The ITF and ITA announced a partnership to give top-ranked female collegiate players spots in various professional tournaments. Though the WTA is listed as part of the agreement, there are no openings in WTA events — or a statement from the tour — and my thought is they’re only listed because WTA ranking points are offered.

Barbora Krejcikova won her second singles title of the year at the Cymbiotika San Diego Open, outlasting Sofia Kenin in the final. She also took home the doubles title with Katerina Siniakova, where they defeated Danielle Collins and a retiring Coco Vandeweghe in the championship. Also, be sure to check out WTA Insider’s Champions Corner with Krejcikova.

At the Kinoshita Group Japan Open Tennis Championship, Ashlyn Krueger won her first WTA 250 title without losing a set, upsetting Zhu Lin in the championship match. Anna-Lena Friedsam and Nadiia Kichenok defeated Anna Kalinskaya and Yulia Putintseva to win the doubles title.

Marina Bassols Ribera captured her the biggest title of her career by defeating Zeynep Sonmez in the finals of the Zavarovalnica Sava Ljubljana. Amina Anshba and Quinn Gleason both claimed their maiden WTA 125 title, downing Freya Christie and Yuliana Lizarazo.

Astra Sharma found herself back in the winners circle, knocking out Sara Errani to take the WTA 125 Tiriac Foundation Trophy in Bucharest. In doubles, Angelica Moratelli and Camilla Rosatello won their biggest title by defeating Valentini Grammatikopoulou and Anna Siskova in the championship.
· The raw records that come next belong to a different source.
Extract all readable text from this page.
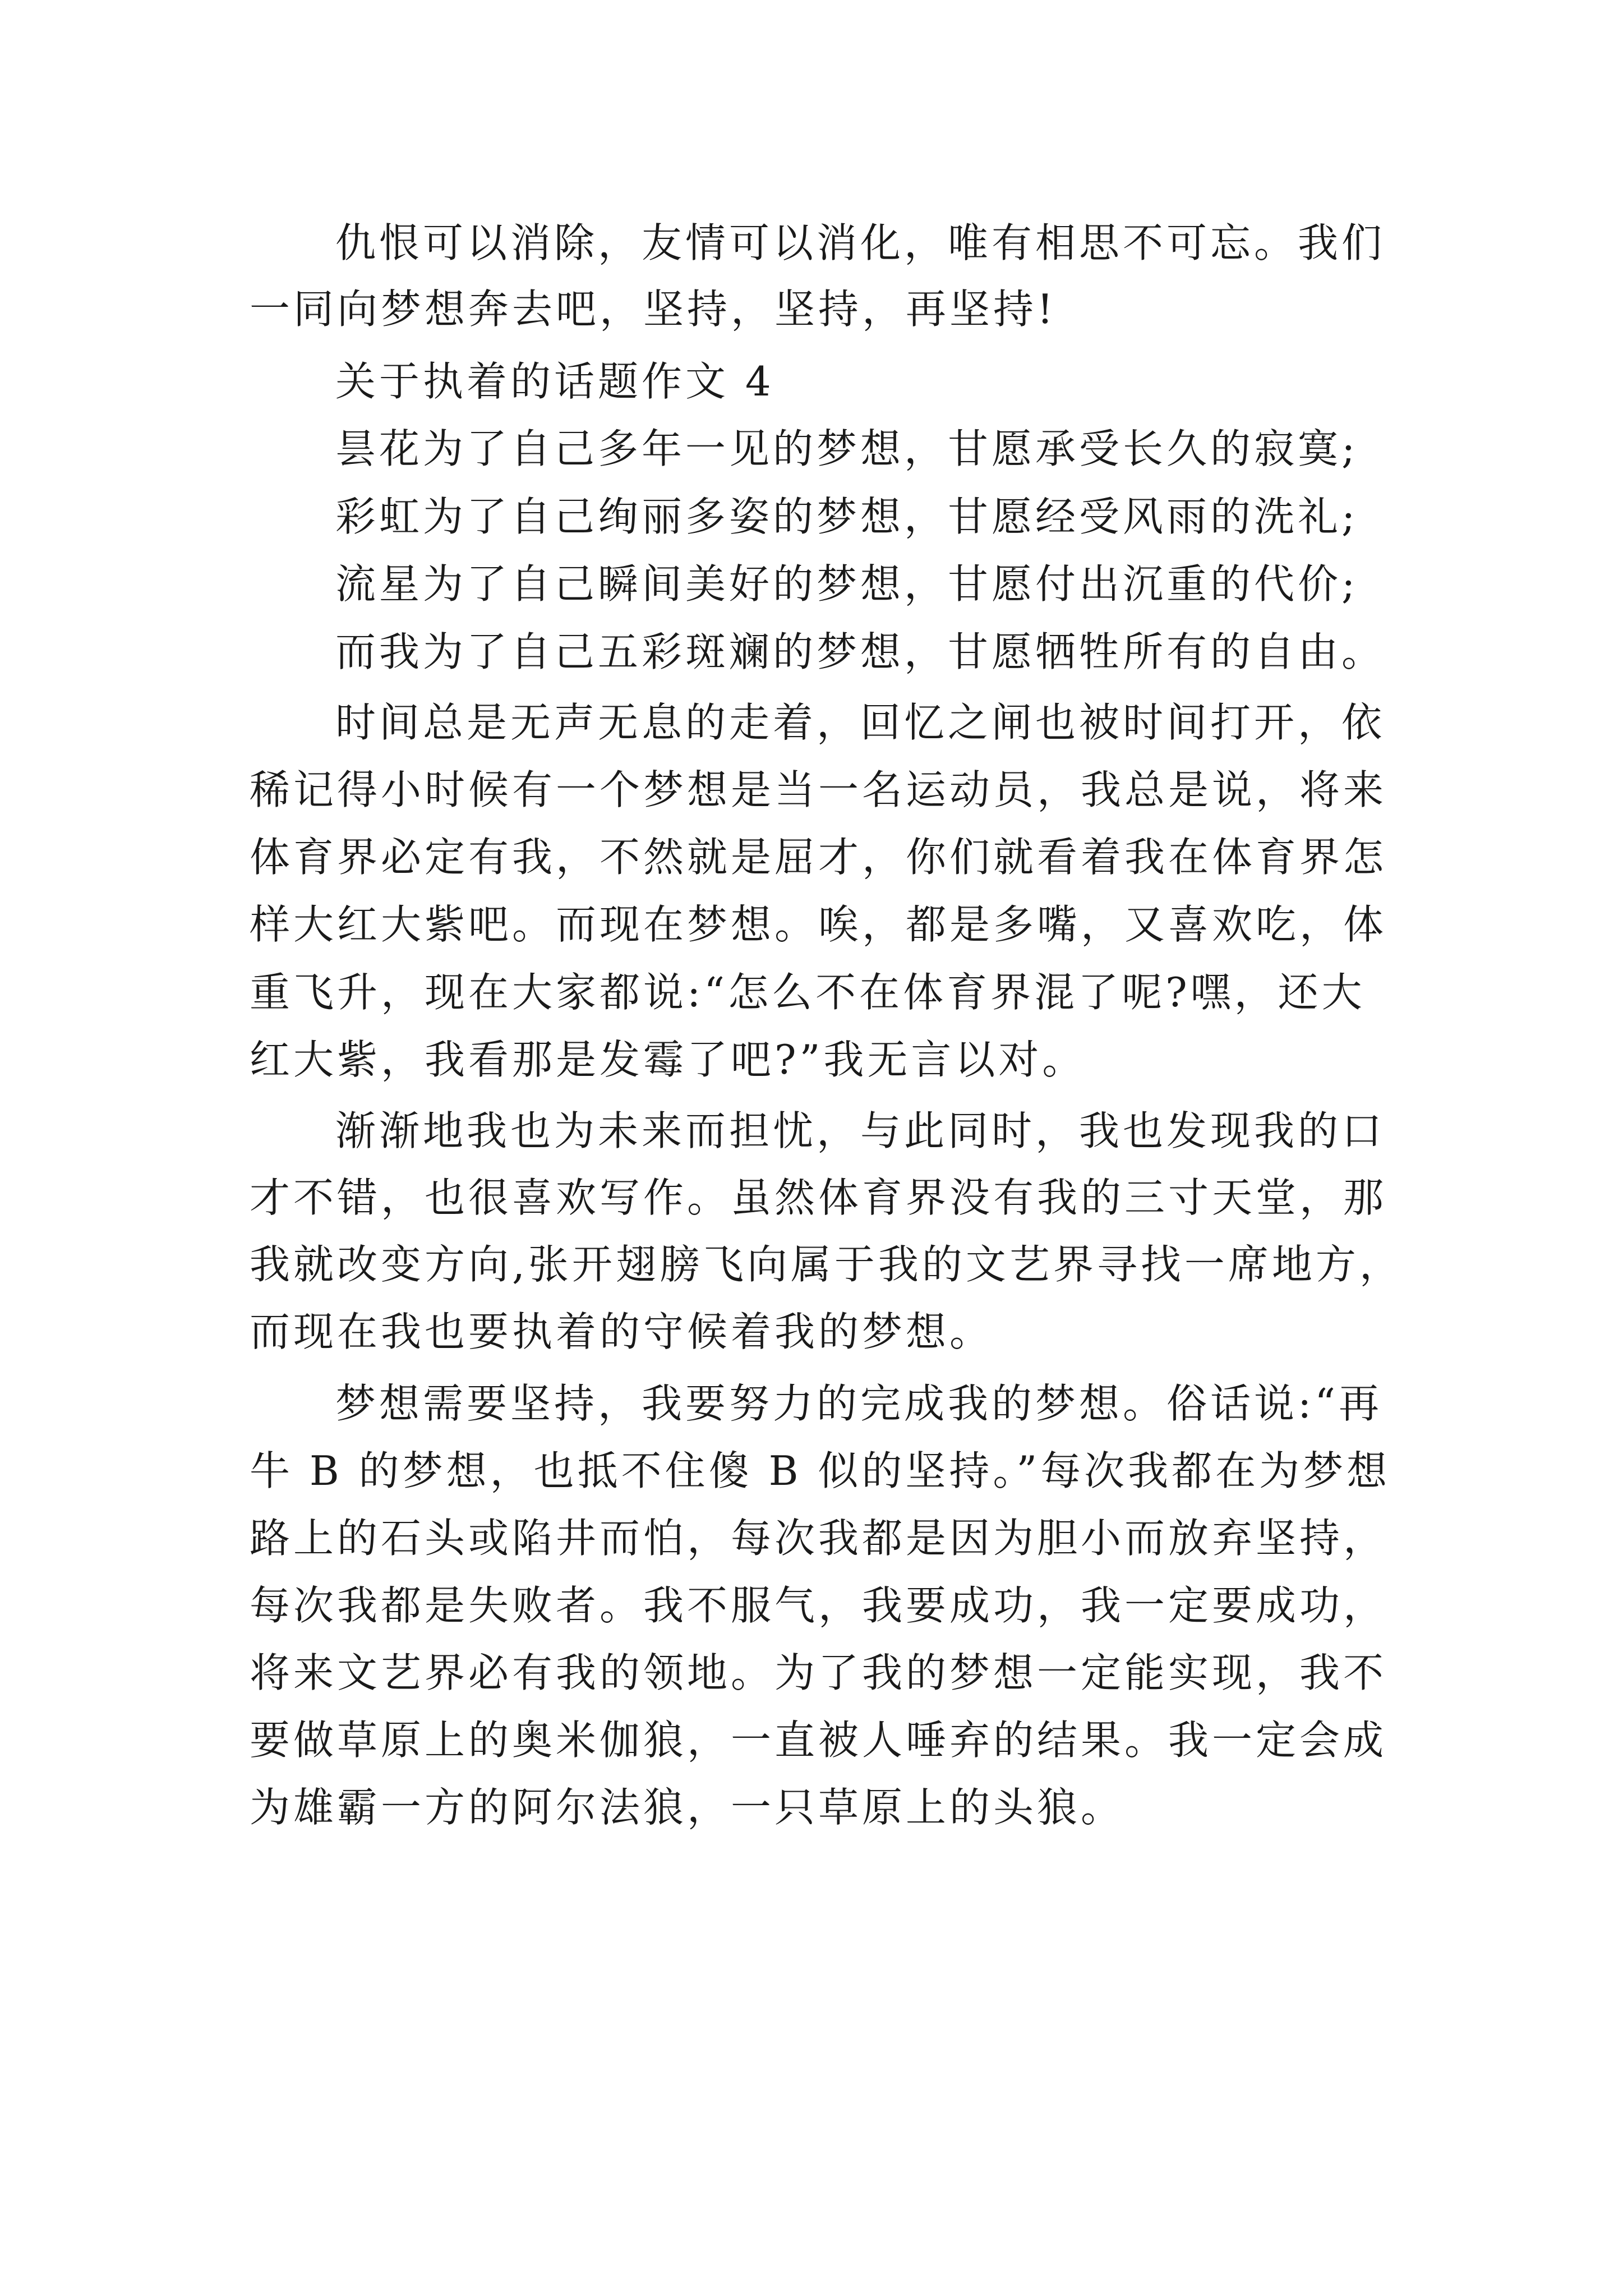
仇恨可以消除，友情可以消化，唯有相思不可忘。我们
一同向梦想奔去吧，坚持，坚持，再坚持!
关于执着的话题作文 4
昙花为了自己多年一见的梦想，甘愿承受长久的寂寞;
彩虹为了自己绚丽多姿的梦想，甘愿经受风雨的洗礼;
流星为了自己瞬间美好的梦想，甘愿付出沉重的代价;
而我为了自己五彩斑斓的梦想，甘愿牺牲所有的自由。
时间总是无声无息的走着，回忆之闸也被时间打开，依
稀记得小时候有一个梦想是当一名运动员，我总是说，将来
体育界必定有我，不然就是屈才，你们就看着我在体育界怎
样大红大紫吧。而现在梦想。唉，都是多嘴，又喜欢吃，体
重飞升，现在大家都说:“怎么不在体育界混了呢?嘿，还大
红大紫，我看那是发霉了吧?”我无言以对。
渐渐地我也为未来而担忧，与此同时，我也发现我的口
才不错，也很喜欢写作。虽然体育界没有我的三寸天堂，那
我就改变方向,张开翅膀飞向属于我的文艺界寻找一席地方，
而现在我也要执着的守候着我的梦想。
梦想需要坚持，我要努力的完成我的梦想。俗话说:“再
牛 B 的梦想，也抵不住傻 B 似的坚持。”每次我都在为梦想
路上的石头或陷井而怕，每次我都是因为胆小而放弃坚持，
每次我都是失败者。我不服气，我要成功，我一定要成功，
将来文艺界必有我的领地。为了我的梦想一定能实现，我不
要做草原上的奥米伽狼，一直被人唾弃的结果。我一定会成
为雄霸一方的阿尔法狼，一只草原上的头狼。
Katerina Siniakova overtook the Doubles No. 1 ranking again, while Sofia Kenin nearly halved her ranking after her San Diego run.

Russell Cleeve was named Chief Consumer & Digital Officer at WTA Ventures and is in charge of “developing the WTA’s digital capabilities and crafting a commercial strategy to broaden the WTA audience, enhance fan engagement and drive revenue growth.”